Comment by Matthias Urlichs — 1.08, 2013 @ 16:15
Die Richtigkeit der Dokumente ersieht man u.A. daran, dass die US-Regierung (a) keines dieser Dokumente wirklich dementiert, (b) ihren Mitarbeitern verbietet, diese zu lesen, da sie noch der Geheimhaltung unterliegen – auch wenn sie längst öffentlich sind.
Geheim können sie aber überhaupt nur dann sein, wenn sie authentisch sind.
Comment by Matthias Urlichs — 1.08, 2013 @ 16:18
@Jan Mönikes:
Ich stimme Dir fast vollständig zu. Dass sich der BND allerdings im Rahmen des deutschen (Verfassungs-)Rechts bewegt, kann ich nicht so wirklich glauben.
Bedenklich und im Ergebnis auch rechtswidrig ist ferner der Umstand, dass amerikanische Dienste in Deutschland Horchposten unterhalten und – mit oder ohne Unterstützung deutscher Dienste – auf deutschem Boden spionieren und hier auch Daten abgreifen. Das wird offenbar von unserer Politik geduldet, verletzt aber inländische Grundrechte.
Comment by Stadler — 1.08, 2013 @ 16:52
Stiglitz hat auf den interessanten Zusammenhang zwischen dem Verschwinden von X Billionen Dollar / Euro / usw.im Gefolge der „Finanzkrise“ sowie der 9-11-Hysterie hingewiesen, die gezielt angefacht wurde.
Schwere Zeiten für Menschenrechtsanwälte, investigativ tätige Journalisten und andere „Verdächtige“, etwa Anti-Irakkrieg-Demonstranten, gegen die etwa die Antiterrorgesetzgebung eingesetzt wurde.
Seltsam: die höchste Staatsverschuldung aller Zeiten, „Rettungsprogramme“, die Billionen kosten ( werden ), die höchste Abgabenbelastung aller Zeiten und andere wenig nützliche Dinge mehr, die zu einem ebenso seltsamen Erodieren der Wählerschaft geführt haben
( etwa bei einer glatt halbierten SPD ) treten auf in einem Kontext der Totalkontrolle des gesamten Kommunikationsflusses….parallel zu dem Verschwinden von Billionenbeträgen…seltsam…
….interessantes Thema für eine Doktorarbeit: Die reale Bedeutung der Eigentumsgarantie im modernen Schuldenimperium.
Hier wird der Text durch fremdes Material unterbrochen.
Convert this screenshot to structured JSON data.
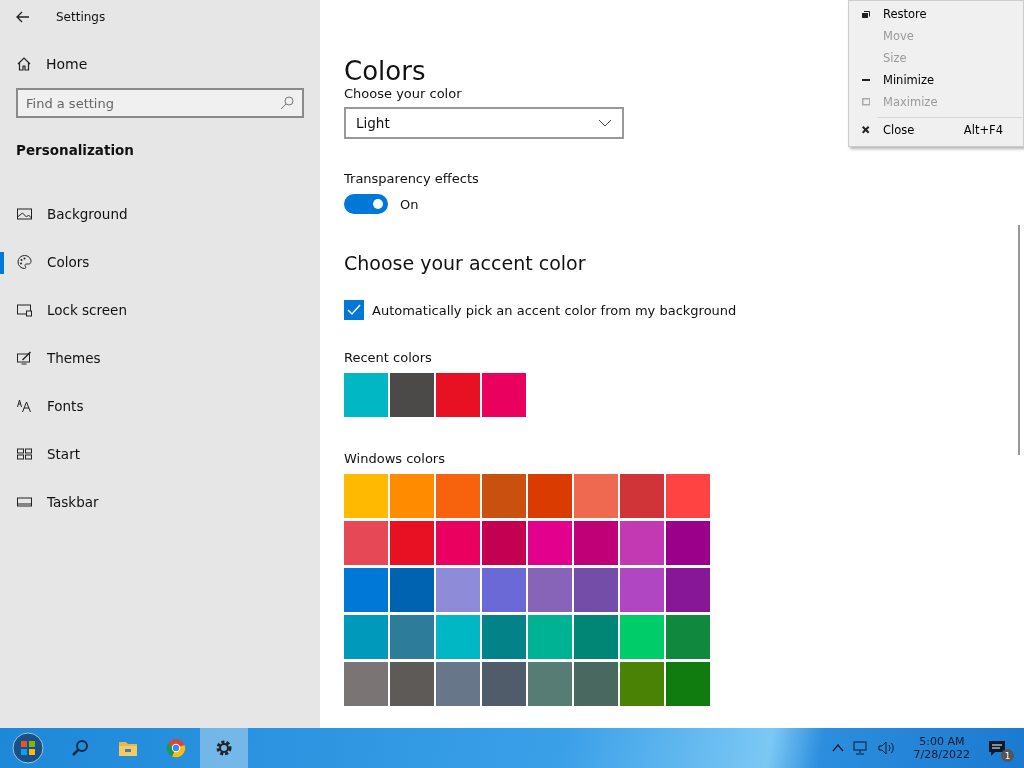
{
  "window": {
    "title": "Settings"
  },
  "sidebar": {
    "home": "Home",
    "search": {
      "placeholder": "Find a setting"
    },
    "section": "Personalization",
    "items": [
      {
        "label": "Background",
        "selected": false
      },
      {
        "label": "Colors",
        "selected": true
      },
      {
        "label": "Lock screen",
        "selected": false
      },
      {
        "label": "Themes",
        "selected": false
      },
      {
        "label": "Fonts",
        "selected": false
      },
      {
        "label": "Start",
        "selected": false
      },
      {
        "label": "Taskbar",
        "selected": false
      }
    ]
  },
  "page": {
    "title": "Colors",
    "color_mode": {
      "label": "Choose your color",
      "value": "Light"
    },
    "transparency": {
      "label": "Transparency effects",
      "on": true,
      "state_text": "On"
    },
    "accent": {
      "heading": "Choose your accent color",
      "auto": {
        "label": "Automatically pick an accent color from my background",
        "checked": true
      },
      "recent": {
        "label": "Recent colors",
        "swatches": [
          {
            "color": "#00b7c3"
          },
          {
            "color": "#4c4a48"
          },
          {
            "color": "#e81123"
          },
          {
            "color": "#ea005e"
          }
        ]
      },
      "windows": {
        "label": "Windows colors",
        "swatches": [
          {
            "color": "#ffb900"
          },
          {
            "color": "#ff8c00"
          },
          {
            "color": "#f7630c"
          },
          {
            "color": "#ca5010"
          },
          {
            "color": "#da3b01"
          },
          {
            "color": "#ef6950"
          },
          {
            "color": "#d13438"
          },
          {
            "color": "#ff4343"
          },
          {
            "color": "#e74856"
          },
          {
            "color": "#e81123"
          },
          {
            "color": "#ea005e"
          },
          {
            "color": "#c30052"
          },
          {
            "color": "#e3008c"
          },
          {
            "color": "#bf0077"
          },
          {
            "color": "#c239b3"
          },
          {
            "color": "#9a0089"
          },
          {
            "color": "#0078d7"
          },
          {
            "color": "#0063b1"
          },
          {
            "color": "#8e8cd8"
          },
          {
            "color": "#6b69d6"
          },
          {
            "color": "#8764b8"
          },
          {
            "color": "#744da9"
          },
          {
            "color": "#b146c2"
          },
          {
            "color": "#881798"
          },
          {
            "color": "#0099bc"
          },
          {
            "color": "#2d7d9a"
          },
          {
            "color": "#00b7c3"
          },
          {
            "color": "#038387"
          },
          {
            "color": "#00b294"
          },
          {
            "color": "#018574"
          },
          {
            "color": "#00cc6a"
          },
          {
            "color": "#10893e"
          },
          {
            "color": "#7a7574"
          },
          {
            "color": "#5d5a58"
          },
          {
            "color": "#68768a"
          },
          {
            "color": "#515c6b"
          },
          {
            "color": "#567c73"
          },
          {
            "color": "#486860"
          },
          {
            "color": "#498205"
          },
          {
            "color": "#107c10"
          }
        ]
      }
    }
  },
  "context_menu": {
    "items": [
      {
        "label": "Restore",
        "disabled": false
      },
      {
        "label": "Move",
        "disabled": true
      },
      {
        "label": "Size",
        "disabled": true
      },
      {
        "label": "Minimize",
        "disabled": false
      },
      {
        "label": "Maximize",
        "disabled": true
      },
      {
        "label": "Close",
        "disabled": false,
        "shortcut": "Alt+F4"
      }
    ]
  },
  "taskbar": {
    "apps": [
      {
        "selected": false
      },
      {
        "selected": false
      },
      {
        "selected": true
      }
    ],
    "clock": {
      "time": "5:00 AM",
      "date": "7/28/2022"
    },
    "notifications": {
      "count": "1"
    }
  }
}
Ein weiteres interessantes Projekt: nachdem etwa Otte sehr Lesenswertes über wirtschaftliche Desinformation fabriziert hat müsste ein Desinformations-Lexikon folgen, welches die rechtliche Sphäre betrifft, nicht zu reden von einer Analyse der modernen politischen Propaganda und der heutigen Massenhirnwäsche.
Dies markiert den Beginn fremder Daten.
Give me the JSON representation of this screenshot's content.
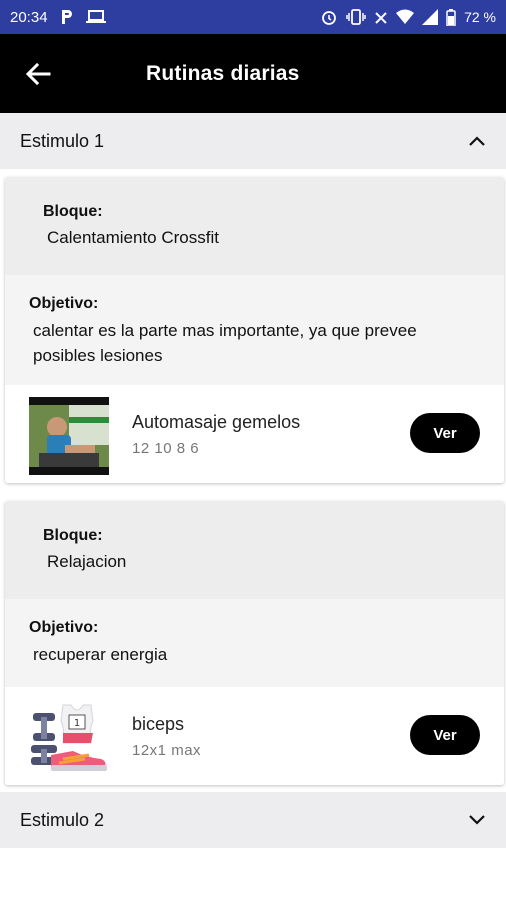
{
  "status_bar": {
    "time": "20:34",
    "battery": "72 %",
    "bg_color": "#2E3DA0",
    "icons_left": [
      "p-icon",
      "laptop-icon"
    ],
    "icons_right": [
      "alarm-icon",
      "vibrate-icon",
      "signal-icon",
      "wifi-icon",
      "cell-signal-icon",
      "battery-icon"
    ]
  },
  "app_bar": {
    "title": "Rutinas diarias",
    "back_icon": "arrow-left-icon"
  },
  "stimuli": [
    {
      "title": "Estimulo 1",
      "expanded": true,
      "blocks": [
        {
          "bloque_label": "Bloque:",
          "bloque_value": "Calentamiento Crossfit",
          "objetivo_label": "Objetivo:",
          "objetivo_value": "calentar es la parte mas importante, ya que prevee posibles lesiones",
          "exercise": {
            "name": "Automasaje gemelos",
            "detail": "12 10 8 6",
            "button": "Ver",
            "thumb": "video-thumbnail"
          }
        },
        {
          "bloque_label": "Bloque:",
          "bloque_value": "Relajacion",
          "objetivo_label": "Objetivo:",
          "objetivo_value": "recuperar energia",
          "exercise": {
            "name": "biceps",
            "detail": "12x1 max",
            "button": "Ver",
            "thumb": "gym-icon"
          }
        }
      ]
    },
    {
      "title": "Estimulo 2",
      "expanded": false
    }
  ]
}
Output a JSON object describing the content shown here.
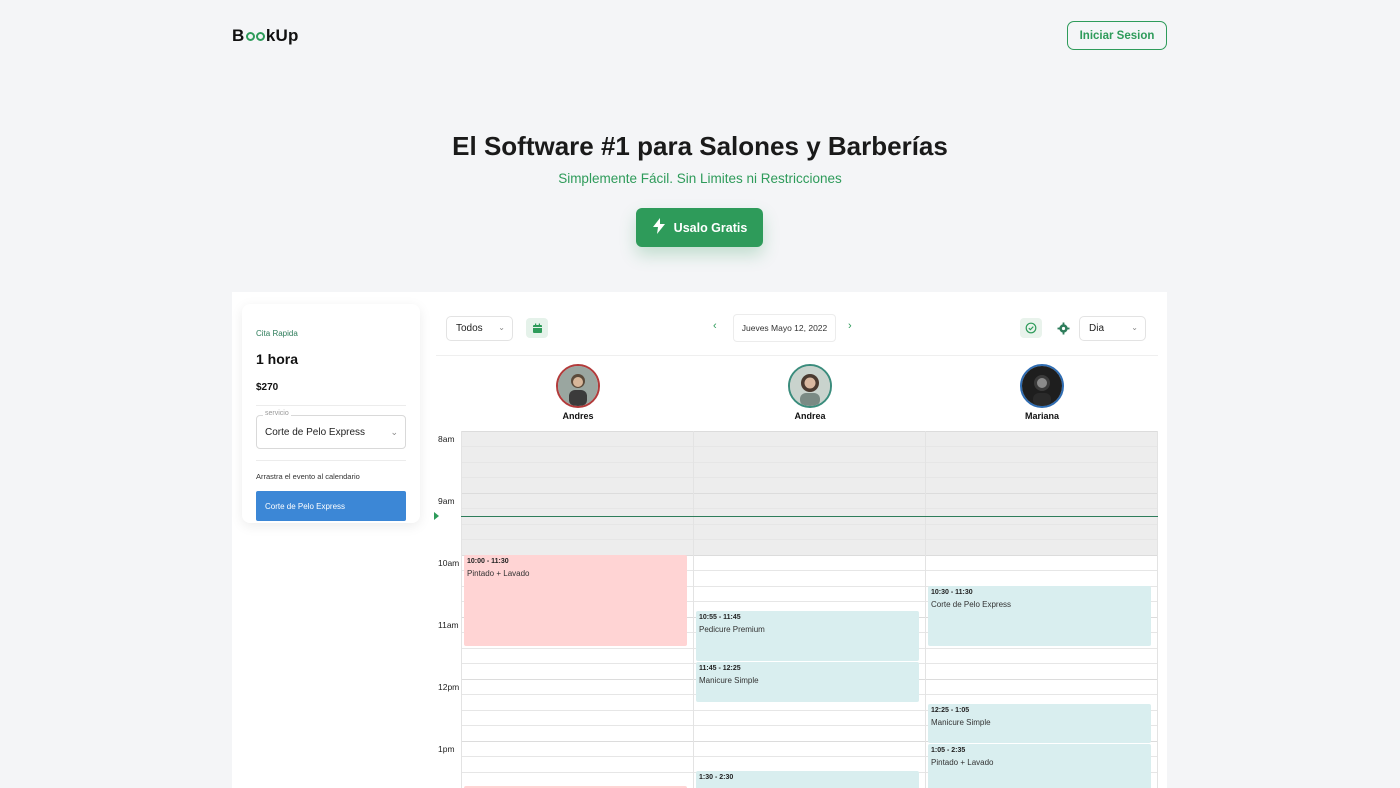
{
  "header": {
    "logo_text": "BookUp",
    "logo_parts": {
      "prefix": "B",
      "suffix": "kUp"
    },
    "login_label": "Iniciar Sesion"
  },
  "hero": {
    "title": "El Software #1 para Salones y Barberías",
    "subtitle": "Simplemente Fácil. Sin Limites ni Restricciones",
    "cta_label": "Usalo Gratis",
    "cta_icon": "lightning-icon"
  },
  "quick_appointment": {
    "label": "Cita Rapida",
    "duration": "1 hora",
    "price": "$270",
    "service_field_label": "servicio",
    "service_value": "Corte de Pelo Express",
    "drag_hint": "Arrastra el evento al calendario",
    "draggable_event": "Corte de Pelo Express"
  },
  "toolbar": {
    "filter_value": "Todos",
    "date": "Jueves Mayo 12, 2022",
    "view_value": "Dia",
    "prev_icon": "chevron-left-icon",
    "next_icon": "chevron-right-icon"
  },
  "staff": [
    {
      "name": "Andres",
      "ring_color": "#b23a3a"
    },
    {
      "name": "Andrea",
      "ring_color": "#3a8c7c"
    },
    {
      "name": "Mariana",
      "ring_color": "#2f6db3"
    }
  ],
  "time_labels": [
    "8am",
    "9am",
    "10am",
    "11am",
    "12pm",
    "1pm"
  ],
  "events": [
    {
      "staff": "Andres",
      "time": "10:00 - 11:30",
      "service": "Pintado + Lavado",
      "color": "#ffd4d4"
    },
    {
      "staff": "Andrea",
      "time": "10:55 - 11:45",
      "service": "Pedicure Premium",
      "color": "#d9eeef"
    },
    {
      "staff": "Andrea",
      "time": "11:45 - 12:25",
      "service": "Manicure Simple",
      "color": "#d9eeef"
    },
    {
      "staff": "Andrea",
      "time": "1:30 - 2:30",
      "service": "",
      "color": "#d9eeef"
    },
    {
      "staff": "Mariana",
      "time": "10:30 - 11:30",
      "service": "Corte de Pelo Express",
      "color": "#d9eeef"
    },
    {
      "staff": "Mariana",
      "time": "12:25 - 1:05",
      "service": "Manicure Simple",
      "color": "#d9eeef"
    },
    {
      "staff": "Mariana",
      "time": "1:05 - 2:35",
      "service": "Pintado + Lavado",
      "color": "#d9eeef"
    }
  ],
  "colors": {
    "brand_green": "#2e9b5a",
    "event_blue": "#3c87d6"
  }
}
Comment by Arne Rathjen, Rechtsanwalt — 1.08, 2013 @ 20:52
frei nach Polt: „Das kann doch nicht sein, da muss doch was passieren. Eine Revolution muss her – und deswegen wähle ich auch dieses Mal wieder CSU (CDU)!“
Comment by lawman — 1.08, 2013 @ 22:24
„Die deutsche Politik macht auch überhaupt nicht den Eindruck, als wäre sie bereit, irgendetwas zum Schutz der Grundrechte ihrer Bürger zu unternehmen“
Die Bürger haben damit die Politik und die Justiz, die sie sie wählen und die sie sich gefallen lassen. Sie – die Bürger – wollen offenbar nicht, dass sich etwas ändert. Sonst würden sie heute schon anders wählen, was sie aber nicht wollen:
https://twitter.com/ZDF/status/363214675837612033/photo/1
Das muss man am Ende des Tages (leider) akzeptieren. Ebenso wie die Tatsache, dass es der jungen Generation wohl egal ist, dass sie im Internet ALLES öffentlich macht und das es ALLE – auch die Geheimdienste – lesen.
http://www.sueddeutsche.de/digital/junge-social-media-nutzer-liege-nackt-auf-dem-balkon-und-esse-kekse-1.1735903
Das ist Demokratie, lieber Herr Stadler, die beste – so Popper – aller bisher bekannten Lösungen.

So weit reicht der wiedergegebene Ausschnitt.